Una notte io e mio padre stavamo guardando una serie sui video amatoriali più divertenti d’America. Una tizia grassa era rimasta incastrata in una di quelle altalene a forma di pneumatico, e la cosa aveva fatto sghignazzare mio padre come non avevo mai visto – occhi chiusi e bocca aperta, coi pezzetti di patatine spappolate incrostati tra i molari come otturazioni. Esasperata dall’idea di essere rimasta sola con lui tra quelle quattro mura, non ero riuscita a fare a meno che urlare: “E stai zitto, cazzo!”.

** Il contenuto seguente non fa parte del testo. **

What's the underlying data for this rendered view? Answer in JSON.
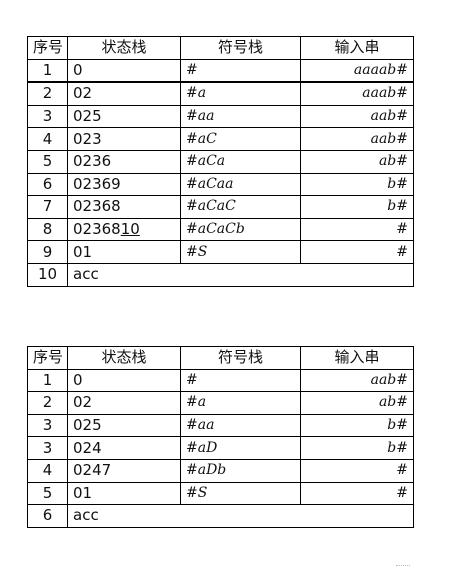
{
  "table1": {
    "headers": [
      "序号",
      "状态栈",
      "符号栈",
      "输入串"
    ],
    "rows": [
      {
        "n": "1",
        "state": "0",
        "symbols": "#",
        "input": "aaaab#"
      },
      {
        "n": "2",
        "state": "02",
        "symbols": "#a",
        "input": "aaab#"
      },
      {
        "n": "3",
        "state": "025",
        "symbols": "#aa",
        "input": "aab#"
      },
      {
        "n": "4",
        "state": "023",
        "symbols": "#aC",
        "input": "aab#"
      },
      {
        "n": "5",
        "state": "0236",
        "symbols": "#aCa",
        "input": "ab#"
      },
      {
        "n": "6",
        "state": "02369",
        "symbols": "#aCaa",
        "input": "b#"
      },
      {
        "n": "7",
        "state": "02368",
        "symbols": "#aCaC",
        "input": "b#"
      },
      {
        "n": "8",
        "state_prefix": "02368",
        "state_underlined": "10",
        "symbols": "#aCaCb",
        "input": "#"
      },
      {
        "n": "9",
        "state": "01",
        "symbols": "#S",
        "input": "#"
      },
      {
        "n": "10",
        "state": "acc"
      }
    ]
  },
  "table2": {
    "headers": [
      "序号",
      "状态栈",
      "符号栈",
      "输入串"
    ],
    "rows": [
      {
        "n": "1",
        "state": "0",
        "symbols": "#",
        "input": "aab#"
      },
      {
        "n": "2",
        "state": "02",
        "symbols": "#a",
        "input": "ab#"
      },
      {
        "n": "3",
        "state": "025",
        "symbols": "#aa",
        "input": "b#"
      },
      {
        "n": "3",
        "state": "024",
        "symbols": "#aD",
        "input": "b#"
      },
      {
        "n": "4",
        "state": "0247",
        "symbols": "#aDb",
        "input": "#"
      },
      {
        "n": "5",
        "state": "01",
        "symbols": "#S",
        "input": "#"
      },
      {
        "n": "6",
        "state": "acc"
      }
    ]
  }
}
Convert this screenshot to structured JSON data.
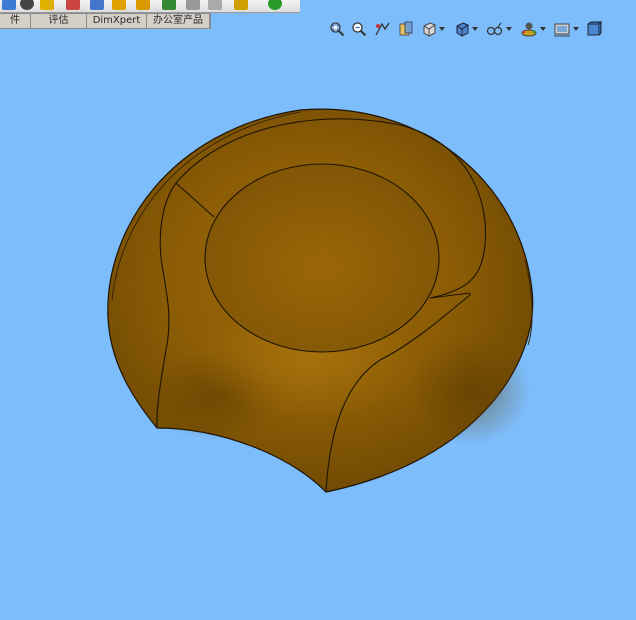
{
  "command_manager": {
    "tabs": [
      {
        "label": "件"
      },
      {
        "label": "评估"
      },
      {
        "label": "DimXpert"
      },
      {
        "label": "办公室产品"
      }
    ]
  },
  "view_toolbar": {
    "buttons": [
      {
        "icon": "zoom-to-fit-icon"
      },
      {
        "icon": "zoom-to-area-icon"
      },
      {
        "icon": "previous-view-icon"
      },
      {
        "icon": "section-view-icon"
      },
      {
        "icon": "view-orientation-icon"
      },
      {
        "icon": "display-style-icon"
      },
      {
        "icon": "hide-show-items-icon"
      },
      {
        "icon": "edit-appearance-icon"
      },
      {
        "icon": "apply-scene-icon"
      },
      {
        "icon": "view-settings-icon"
      }
    ]
  },
  "graphics_area": {
    "background_color": "#7dbdfb",
    "model_color": "#8a5c05",
    "edge_color": "#1e1404"
  }
}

Mi era saltato addosso all’istante; la busta di patatine che si era riversata sul pavimento, e il dorso della sua mano si era avvicinato pericolosamente al mio viso prima che lui si fermasse e gridasse: “Chi diavolo ti credi di essere?”. La minaccia mi aveva quasi fatto pisciare addosso dalla paura, nonostante non mi avesse mai picchiato prima. Se avesse cominciato, non sarei potuta scappare. Al contrario di mia madre, ero sola.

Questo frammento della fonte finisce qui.